Blessed Life and MFB Sessions



Oct. 9, 2018

This morning I discovered another yet another Psychology of Vision corporate for-profit spinoff. One day I will have to create an organizational chart but I am afraid it would be filled with lots of short-lived efforts and dead-ends.

I started with the Blessed Life website, which belongs to Japanese POV trainer Yamato Mina:

http://pov-yamatomina.com/

Now personally I think Japan is the most fascinating country on the planet and I wish I had learned the language, as two of my nephews have done. But they are now grown up and live far away, so I am forced to use the rather clunky Google translate.

The Blessed Life website has a somewhat garbled and inaccurate description of POV, but I will put that down to how much has been mangled in translation:


Yamato Mina charges 32,400 yen an hour for a one on one consultation, which is around $283 American.

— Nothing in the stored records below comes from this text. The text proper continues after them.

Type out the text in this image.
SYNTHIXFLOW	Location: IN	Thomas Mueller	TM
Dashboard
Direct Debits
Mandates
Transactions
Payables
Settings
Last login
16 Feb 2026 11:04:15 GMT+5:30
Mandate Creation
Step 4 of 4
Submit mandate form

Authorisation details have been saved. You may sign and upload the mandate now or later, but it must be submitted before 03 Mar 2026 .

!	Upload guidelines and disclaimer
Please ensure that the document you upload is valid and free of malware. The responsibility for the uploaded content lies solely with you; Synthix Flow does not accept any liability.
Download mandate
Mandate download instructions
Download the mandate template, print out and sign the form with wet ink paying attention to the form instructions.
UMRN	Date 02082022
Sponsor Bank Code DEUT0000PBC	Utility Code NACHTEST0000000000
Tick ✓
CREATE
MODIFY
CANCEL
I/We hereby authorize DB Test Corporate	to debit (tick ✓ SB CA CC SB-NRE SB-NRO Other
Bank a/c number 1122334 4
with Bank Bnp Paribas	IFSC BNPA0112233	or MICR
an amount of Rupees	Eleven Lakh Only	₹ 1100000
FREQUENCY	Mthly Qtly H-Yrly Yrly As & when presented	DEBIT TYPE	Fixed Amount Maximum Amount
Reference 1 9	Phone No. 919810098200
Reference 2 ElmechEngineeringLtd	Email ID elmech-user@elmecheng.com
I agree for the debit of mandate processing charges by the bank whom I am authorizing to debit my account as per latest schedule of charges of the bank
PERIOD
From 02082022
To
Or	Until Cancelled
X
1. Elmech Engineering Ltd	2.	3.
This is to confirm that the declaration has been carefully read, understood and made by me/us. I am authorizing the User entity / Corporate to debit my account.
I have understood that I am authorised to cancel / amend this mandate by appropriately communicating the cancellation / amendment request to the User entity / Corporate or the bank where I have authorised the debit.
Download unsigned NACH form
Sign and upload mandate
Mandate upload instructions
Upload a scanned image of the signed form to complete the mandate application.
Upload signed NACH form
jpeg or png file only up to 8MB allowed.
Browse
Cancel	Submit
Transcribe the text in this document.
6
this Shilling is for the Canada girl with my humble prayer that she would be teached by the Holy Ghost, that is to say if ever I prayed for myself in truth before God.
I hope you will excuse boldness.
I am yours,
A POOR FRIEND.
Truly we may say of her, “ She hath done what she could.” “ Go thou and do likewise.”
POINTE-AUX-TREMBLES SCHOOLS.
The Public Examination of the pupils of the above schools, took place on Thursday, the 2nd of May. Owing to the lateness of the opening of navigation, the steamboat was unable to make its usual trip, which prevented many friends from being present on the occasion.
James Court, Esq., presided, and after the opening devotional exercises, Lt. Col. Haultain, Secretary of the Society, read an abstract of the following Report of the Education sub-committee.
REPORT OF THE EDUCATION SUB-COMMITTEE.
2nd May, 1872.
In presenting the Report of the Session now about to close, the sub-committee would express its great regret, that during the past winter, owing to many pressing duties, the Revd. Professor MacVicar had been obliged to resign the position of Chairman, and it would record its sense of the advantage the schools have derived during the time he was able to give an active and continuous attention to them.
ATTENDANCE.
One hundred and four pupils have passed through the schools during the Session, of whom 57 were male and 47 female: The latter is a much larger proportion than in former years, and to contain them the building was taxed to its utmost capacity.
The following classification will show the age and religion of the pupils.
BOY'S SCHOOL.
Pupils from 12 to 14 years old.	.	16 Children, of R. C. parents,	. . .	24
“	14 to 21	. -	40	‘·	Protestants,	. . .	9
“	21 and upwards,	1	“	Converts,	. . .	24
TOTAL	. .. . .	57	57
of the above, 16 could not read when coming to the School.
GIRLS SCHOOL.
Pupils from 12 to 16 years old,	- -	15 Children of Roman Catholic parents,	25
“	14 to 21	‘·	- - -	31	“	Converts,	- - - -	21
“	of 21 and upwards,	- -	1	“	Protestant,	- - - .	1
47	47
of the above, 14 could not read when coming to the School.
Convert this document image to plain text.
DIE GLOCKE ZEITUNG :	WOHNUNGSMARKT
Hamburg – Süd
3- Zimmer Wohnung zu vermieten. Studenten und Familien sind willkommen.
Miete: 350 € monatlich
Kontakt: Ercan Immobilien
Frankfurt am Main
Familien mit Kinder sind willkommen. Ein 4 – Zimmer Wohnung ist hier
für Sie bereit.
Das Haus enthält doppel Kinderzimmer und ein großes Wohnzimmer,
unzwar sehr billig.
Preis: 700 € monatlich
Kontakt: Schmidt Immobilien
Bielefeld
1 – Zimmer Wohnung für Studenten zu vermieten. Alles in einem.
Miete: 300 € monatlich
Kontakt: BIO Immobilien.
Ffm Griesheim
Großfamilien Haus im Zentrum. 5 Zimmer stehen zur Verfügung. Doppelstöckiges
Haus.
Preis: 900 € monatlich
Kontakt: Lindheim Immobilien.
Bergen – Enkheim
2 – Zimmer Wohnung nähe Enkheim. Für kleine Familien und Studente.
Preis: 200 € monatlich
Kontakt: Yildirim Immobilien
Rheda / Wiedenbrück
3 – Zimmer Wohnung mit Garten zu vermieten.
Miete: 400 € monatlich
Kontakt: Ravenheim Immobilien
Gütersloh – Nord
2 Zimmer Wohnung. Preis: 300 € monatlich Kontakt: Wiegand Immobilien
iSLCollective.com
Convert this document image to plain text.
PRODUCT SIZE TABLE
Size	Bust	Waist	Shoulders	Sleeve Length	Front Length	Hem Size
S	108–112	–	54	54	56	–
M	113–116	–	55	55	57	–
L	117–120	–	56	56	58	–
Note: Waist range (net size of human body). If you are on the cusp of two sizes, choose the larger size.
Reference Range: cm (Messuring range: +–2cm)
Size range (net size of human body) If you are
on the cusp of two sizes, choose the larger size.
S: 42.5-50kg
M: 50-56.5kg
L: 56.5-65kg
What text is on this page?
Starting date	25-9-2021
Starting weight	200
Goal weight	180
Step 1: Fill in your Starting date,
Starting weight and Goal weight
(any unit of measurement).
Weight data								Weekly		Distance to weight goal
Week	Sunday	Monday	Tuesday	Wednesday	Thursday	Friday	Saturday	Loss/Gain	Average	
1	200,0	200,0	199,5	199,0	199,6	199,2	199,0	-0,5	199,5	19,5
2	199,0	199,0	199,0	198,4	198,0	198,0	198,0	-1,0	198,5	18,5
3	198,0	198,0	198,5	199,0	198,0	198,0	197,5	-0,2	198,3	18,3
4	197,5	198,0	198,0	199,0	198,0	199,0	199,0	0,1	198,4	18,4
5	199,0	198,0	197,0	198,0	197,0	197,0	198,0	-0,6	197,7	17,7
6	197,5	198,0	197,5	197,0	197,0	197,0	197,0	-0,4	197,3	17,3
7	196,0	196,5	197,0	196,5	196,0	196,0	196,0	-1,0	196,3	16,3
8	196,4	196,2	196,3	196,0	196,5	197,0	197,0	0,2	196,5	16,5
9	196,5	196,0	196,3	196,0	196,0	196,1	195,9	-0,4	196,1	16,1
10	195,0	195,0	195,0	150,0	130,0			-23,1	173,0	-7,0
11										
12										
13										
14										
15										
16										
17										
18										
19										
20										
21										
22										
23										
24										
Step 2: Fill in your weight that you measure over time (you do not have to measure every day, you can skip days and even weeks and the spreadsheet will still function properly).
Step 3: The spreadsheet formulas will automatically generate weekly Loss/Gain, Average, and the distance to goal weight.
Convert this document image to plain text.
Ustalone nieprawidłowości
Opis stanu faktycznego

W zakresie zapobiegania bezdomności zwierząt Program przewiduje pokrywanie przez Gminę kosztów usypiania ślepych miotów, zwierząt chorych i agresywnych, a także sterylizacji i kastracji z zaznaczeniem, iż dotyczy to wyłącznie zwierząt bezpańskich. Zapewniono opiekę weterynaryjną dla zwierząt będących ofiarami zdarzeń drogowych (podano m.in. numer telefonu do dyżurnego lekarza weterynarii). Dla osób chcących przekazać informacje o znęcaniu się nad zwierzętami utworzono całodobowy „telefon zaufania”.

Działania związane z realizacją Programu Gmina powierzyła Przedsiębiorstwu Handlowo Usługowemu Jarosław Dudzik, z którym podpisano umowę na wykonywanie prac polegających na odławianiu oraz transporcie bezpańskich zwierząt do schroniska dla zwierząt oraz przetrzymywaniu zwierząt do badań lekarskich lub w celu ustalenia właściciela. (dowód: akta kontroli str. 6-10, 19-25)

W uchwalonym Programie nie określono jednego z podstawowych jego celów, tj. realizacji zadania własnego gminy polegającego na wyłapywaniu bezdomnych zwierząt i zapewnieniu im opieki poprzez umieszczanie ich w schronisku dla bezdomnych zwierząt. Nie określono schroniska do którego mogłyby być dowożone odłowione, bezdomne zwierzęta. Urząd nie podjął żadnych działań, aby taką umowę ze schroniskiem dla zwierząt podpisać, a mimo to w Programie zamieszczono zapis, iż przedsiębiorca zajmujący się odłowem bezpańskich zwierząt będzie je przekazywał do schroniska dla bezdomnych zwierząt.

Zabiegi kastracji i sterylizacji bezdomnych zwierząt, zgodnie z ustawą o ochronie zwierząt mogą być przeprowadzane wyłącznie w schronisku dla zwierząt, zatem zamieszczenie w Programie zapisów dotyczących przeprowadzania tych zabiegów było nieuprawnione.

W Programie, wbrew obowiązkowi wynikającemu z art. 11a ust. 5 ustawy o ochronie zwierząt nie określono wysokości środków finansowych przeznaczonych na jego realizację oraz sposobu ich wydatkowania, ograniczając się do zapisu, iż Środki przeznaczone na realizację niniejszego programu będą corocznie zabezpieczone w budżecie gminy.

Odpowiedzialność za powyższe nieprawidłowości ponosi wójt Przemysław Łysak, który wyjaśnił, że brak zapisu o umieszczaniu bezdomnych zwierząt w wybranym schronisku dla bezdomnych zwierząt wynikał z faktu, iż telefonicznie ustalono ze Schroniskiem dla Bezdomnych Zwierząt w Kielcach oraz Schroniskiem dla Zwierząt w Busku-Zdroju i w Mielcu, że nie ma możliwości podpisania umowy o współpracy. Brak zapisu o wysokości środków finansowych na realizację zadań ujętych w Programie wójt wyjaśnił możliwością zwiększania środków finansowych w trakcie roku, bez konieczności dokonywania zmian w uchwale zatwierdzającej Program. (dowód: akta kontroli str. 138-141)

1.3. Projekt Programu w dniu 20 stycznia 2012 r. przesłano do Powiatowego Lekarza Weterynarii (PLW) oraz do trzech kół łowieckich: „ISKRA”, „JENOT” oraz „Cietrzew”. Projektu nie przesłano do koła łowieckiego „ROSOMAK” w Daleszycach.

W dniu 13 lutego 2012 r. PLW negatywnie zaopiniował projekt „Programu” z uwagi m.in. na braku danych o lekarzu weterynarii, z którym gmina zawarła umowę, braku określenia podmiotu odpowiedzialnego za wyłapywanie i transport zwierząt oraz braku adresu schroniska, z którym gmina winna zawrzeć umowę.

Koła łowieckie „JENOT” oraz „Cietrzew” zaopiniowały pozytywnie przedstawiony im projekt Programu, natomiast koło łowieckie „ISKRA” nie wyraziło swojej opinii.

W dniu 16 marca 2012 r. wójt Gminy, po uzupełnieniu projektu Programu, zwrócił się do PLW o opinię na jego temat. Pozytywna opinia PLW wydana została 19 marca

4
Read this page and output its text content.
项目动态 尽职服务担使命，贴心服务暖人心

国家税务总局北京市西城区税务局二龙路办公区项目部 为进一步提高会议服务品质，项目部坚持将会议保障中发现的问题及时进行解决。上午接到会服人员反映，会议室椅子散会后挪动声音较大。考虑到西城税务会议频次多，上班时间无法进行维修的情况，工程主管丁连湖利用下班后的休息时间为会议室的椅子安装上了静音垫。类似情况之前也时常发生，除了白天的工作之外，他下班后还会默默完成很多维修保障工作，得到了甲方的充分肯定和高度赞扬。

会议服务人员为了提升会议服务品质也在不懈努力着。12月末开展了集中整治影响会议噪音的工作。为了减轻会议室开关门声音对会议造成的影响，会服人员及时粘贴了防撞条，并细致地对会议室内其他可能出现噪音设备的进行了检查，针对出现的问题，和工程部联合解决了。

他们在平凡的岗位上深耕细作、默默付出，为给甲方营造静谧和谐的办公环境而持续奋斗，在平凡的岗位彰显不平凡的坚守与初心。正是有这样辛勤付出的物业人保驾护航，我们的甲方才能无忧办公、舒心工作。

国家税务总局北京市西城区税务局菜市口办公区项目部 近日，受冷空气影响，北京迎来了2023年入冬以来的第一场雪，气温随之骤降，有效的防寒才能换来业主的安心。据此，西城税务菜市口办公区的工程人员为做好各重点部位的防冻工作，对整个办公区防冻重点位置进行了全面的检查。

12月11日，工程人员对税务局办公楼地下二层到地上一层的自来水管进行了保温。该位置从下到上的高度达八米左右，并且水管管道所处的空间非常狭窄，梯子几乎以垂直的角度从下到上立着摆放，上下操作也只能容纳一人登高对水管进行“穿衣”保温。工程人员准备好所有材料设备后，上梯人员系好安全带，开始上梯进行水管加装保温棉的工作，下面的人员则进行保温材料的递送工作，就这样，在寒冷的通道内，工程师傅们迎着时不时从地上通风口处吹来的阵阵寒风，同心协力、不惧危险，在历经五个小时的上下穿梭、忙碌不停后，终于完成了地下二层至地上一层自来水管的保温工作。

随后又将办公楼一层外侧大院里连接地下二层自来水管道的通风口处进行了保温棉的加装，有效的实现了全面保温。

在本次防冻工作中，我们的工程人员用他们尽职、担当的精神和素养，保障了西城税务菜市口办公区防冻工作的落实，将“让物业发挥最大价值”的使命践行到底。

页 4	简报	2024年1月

Quite a bargain compared to the rate of over $1100 an hour Chuck Spezzano charges for an individual session.






She also offers something called a "MFB Session" which was new to me. As it turns out this is a complicated personality test administered by more POV people, including two trainers, under the auspices of a spinoff called the Human Power Research Institute or the General Human Interest Research Institute (the translation is a bit rough). I am guessing this outfit is about a year or two old but it is hard to determine. Here are some samples from their website. Most interesting:

https://translate.google.com/translate?hl=en&sl=ja&tl=en&u=https%3A%2F%2Fmfbmentor.com%2Fmfb-kensa%2F&sandbox=1











As you can see the POV triangle is an essential part of the process. As POV has "trainers," and Steps to Leadership has "facilitators," this enterprise has "mentors." The use of "certification" gives the whole affair an official veneer, just like POV and STL. There are currently 18 "mentors," 16 of them are female. So far as I can determine, NO ONE connected with any of these groups are professionals in the field of psychology, including Chuck Spezzano himself who was fined by the State of Hawaii in 2004 for pretending to be one.

Enter at your own risk.

Hideaki and Hiromi Kurihara are the highest ranking "trainers" in the steep POV hierarchy. The blog on this website is very heavy into Chuck Spezzano, making me wonder if Chuck is getting any piece of the financial action in this business.